Last Friday-- 27 May-- we boarded a school bus to travel to Carnegie Mellon University's CREATE Lab. My 20 kindergarten students, carrying small suitcases full of circuit-building materials, were set to present their learning to a room full of CREATE Lab researchers. Mr. Jeremy (Jeremy Boyle, teaching artist who has worked with us all school year) met us outside and we walked together to the Lab meeting room. I have no idea what my students thought college was going to be like. We had been talking about it for weeks, but all they knew was that they were "going to college" for a day of teaching and learning.
Once we settled into the meeting room, looked around, asked initial questions and shook hands to greet our new friends, children began their presentations. In partners, children opened their suitcases and taught the group something they have learned from our integrated project work this year, what Mr.

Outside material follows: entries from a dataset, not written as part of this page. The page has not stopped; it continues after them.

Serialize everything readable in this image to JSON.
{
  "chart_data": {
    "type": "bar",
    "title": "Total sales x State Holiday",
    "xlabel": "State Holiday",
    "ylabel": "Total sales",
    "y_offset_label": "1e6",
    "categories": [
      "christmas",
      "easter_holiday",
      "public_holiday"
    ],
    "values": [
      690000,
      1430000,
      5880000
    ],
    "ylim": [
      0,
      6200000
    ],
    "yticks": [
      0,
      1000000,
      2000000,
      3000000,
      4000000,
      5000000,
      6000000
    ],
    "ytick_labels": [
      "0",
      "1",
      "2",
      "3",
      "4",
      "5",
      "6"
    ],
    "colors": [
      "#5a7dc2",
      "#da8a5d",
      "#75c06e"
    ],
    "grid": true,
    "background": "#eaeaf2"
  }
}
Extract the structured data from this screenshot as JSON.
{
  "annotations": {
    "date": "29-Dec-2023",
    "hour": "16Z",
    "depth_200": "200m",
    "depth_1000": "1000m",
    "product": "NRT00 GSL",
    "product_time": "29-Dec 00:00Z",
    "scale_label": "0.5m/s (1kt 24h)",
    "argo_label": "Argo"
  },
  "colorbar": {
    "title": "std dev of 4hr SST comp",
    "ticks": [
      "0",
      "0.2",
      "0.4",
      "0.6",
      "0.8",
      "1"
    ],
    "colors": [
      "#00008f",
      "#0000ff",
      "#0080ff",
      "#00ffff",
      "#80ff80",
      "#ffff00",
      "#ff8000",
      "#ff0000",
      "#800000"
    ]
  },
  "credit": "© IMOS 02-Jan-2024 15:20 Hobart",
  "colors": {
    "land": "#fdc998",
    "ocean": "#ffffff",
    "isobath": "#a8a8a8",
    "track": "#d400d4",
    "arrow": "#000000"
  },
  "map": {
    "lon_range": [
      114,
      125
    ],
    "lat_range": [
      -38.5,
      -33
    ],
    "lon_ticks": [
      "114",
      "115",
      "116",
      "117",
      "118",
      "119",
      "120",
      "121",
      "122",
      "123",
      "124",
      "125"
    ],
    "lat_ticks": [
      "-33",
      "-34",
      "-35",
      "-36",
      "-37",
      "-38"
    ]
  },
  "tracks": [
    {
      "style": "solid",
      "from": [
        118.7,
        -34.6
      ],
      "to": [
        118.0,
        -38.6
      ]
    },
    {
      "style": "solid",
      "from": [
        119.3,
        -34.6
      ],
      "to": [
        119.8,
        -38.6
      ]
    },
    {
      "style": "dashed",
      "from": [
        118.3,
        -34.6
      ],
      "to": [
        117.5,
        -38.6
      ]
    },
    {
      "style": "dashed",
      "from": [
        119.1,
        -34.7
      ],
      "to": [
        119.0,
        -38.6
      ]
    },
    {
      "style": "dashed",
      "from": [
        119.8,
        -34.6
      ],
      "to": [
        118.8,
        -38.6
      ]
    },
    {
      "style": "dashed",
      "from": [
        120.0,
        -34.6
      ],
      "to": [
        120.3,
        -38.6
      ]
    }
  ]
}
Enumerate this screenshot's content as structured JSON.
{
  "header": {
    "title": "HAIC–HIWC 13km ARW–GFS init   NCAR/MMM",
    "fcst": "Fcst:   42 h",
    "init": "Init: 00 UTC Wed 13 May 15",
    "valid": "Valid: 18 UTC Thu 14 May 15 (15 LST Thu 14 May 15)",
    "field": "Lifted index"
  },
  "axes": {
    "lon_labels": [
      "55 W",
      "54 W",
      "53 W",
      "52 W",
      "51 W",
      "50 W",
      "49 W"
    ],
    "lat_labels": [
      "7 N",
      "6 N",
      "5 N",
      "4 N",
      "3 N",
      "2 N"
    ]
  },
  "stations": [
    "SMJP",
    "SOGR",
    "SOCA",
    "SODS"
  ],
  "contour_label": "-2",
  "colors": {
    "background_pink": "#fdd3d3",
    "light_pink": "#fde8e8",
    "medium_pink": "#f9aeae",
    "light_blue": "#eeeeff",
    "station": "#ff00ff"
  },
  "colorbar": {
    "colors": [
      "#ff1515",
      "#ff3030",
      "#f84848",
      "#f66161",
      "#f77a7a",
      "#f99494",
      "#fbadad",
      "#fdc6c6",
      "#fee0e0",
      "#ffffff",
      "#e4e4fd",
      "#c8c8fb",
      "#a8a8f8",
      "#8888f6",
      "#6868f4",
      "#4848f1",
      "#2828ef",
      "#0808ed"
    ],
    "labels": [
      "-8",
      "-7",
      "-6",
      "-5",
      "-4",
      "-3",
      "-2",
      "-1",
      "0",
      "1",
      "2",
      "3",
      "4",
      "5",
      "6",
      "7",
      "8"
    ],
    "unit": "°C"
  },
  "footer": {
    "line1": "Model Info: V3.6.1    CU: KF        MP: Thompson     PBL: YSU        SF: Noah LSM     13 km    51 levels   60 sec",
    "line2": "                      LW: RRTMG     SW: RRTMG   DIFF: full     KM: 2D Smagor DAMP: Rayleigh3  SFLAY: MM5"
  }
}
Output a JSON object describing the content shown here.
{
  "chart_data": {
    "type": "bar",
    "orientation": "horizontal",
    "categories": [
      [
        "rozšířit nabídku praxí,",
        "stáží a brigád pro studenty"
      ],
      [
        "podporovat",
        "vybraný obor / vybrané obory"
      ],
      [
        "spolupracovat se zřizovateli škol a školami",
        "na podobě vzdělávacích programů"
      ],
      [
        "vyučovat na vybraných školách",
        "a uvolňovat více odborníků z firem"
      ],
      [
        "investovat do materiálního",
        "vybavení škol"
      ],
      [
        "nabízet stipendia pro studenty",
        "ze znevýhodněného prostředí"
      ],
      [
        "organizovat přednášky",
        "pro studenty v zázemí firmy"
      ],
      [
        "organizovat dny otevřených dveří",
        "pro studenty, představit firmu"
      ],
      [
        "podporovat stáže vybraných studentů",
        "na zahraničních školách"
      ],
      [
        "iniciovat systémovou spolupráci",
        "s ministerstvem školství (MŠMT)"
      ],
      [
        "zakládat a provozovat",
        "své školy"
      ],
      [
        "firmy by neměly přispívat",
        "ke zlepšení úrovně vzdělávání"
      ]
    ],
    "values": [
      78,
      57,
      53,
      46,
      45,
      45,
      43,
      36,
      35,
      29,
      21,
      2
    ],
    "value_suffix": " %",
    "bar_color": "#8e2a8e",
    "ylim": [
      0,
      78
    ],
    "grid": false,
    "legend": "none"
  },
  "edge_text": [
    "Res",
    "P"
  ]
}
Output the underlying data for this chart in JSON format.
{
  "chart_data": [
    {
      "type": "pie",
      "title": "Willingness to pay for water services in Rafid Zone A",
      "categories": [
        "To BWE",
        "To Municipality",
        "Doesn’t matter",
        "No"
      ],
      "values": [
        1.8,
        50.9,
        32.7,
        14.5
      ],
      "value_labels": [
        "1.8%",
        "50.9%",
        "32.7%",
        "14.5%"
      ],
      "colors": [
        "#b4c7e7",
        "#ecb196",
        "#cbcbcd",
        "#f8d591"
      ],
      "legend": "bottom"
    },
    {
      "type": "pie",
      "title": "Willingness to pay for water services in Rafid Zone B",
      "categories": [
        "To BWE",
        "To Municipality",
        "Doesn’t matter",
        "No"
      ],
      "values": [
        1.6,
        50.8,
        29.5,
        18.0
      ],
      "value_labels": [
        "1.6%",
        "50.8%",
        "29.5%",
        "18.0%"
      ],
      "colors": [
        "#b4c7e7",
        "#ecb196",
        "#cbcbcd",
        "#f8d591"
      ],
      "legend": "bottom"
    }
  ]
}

Jeremy and I have named "Innovation Time." Topics included: What is a circuit? - What can be inside a toy? - What is a switch? - What can be conductive? - What is power? - What happens when you add more electrical power? - What can you do if you don't have more power? (series-parallel circuits) - When does polarity matter? (with a motor and with an LED) - What is a potentiometer?
As children shared what they know about circuits they became more and more comfortable with the idea of presenting to an audience (beyond our classroom). They asked, "Does anyone have any questions?" and if asked a question that other children in the class planned to teach about (a question about polarity, for example, came up early in the group presentation), the other children would say "someone else is going to teach that" or "don't tell them, shhh" (almost like it was secret what they were presenting to this group of researchers).
What was evident through children's presentation of their learning was that young children (ages 5 and 6) have the capacity to know a lot about circuits and can appropriate what they know for their own expressions. With materials that are easy for small hands to use and a learning environment that promotes both exploration and expression, robotics content that may seem appropriate only for older children is not only appropriate for children of this age group, but is profoundly engaging and empowering.
Children's presentation of learning was only the first hour and a half of our day. Next, children got to learn about the GigaPan project, visit the Snakebots Lab, had a lunch meeting to explore the traits that make a robot a robot, take a tour of the High Bay and the Machine Shop (Illah told all of us to put our hands in our pockets) and finally we all walked across the street to learn about the ChargeCar.
This was a life-changing day for my students. We are still talking about all that we learned. Children are drawing and writing in books that tell all about what they did and learned. My students will continue to think about what is inside of things and how things work and this project (and this special day at college) have instilled in them the belief that they have the power to change how things are made. They can create new circuits to do new things, things that help the world-- bring people together, help the environment, and anything else they can imagine.
An enormous thank you to everyone in the CREATE Lab for this fabulous learning opportunity.
Melissa Butler, teacher
Pittsburgh Allegheny K-5
Pittsburgh Public Schools
[The specifics of our scope and sequence this past school-year, as well as the depth of meaning-making that is evident from children's work samples from this project are for another post. Jeremy and I are both working on organizing this data and reflecting on it to plan for next school year.]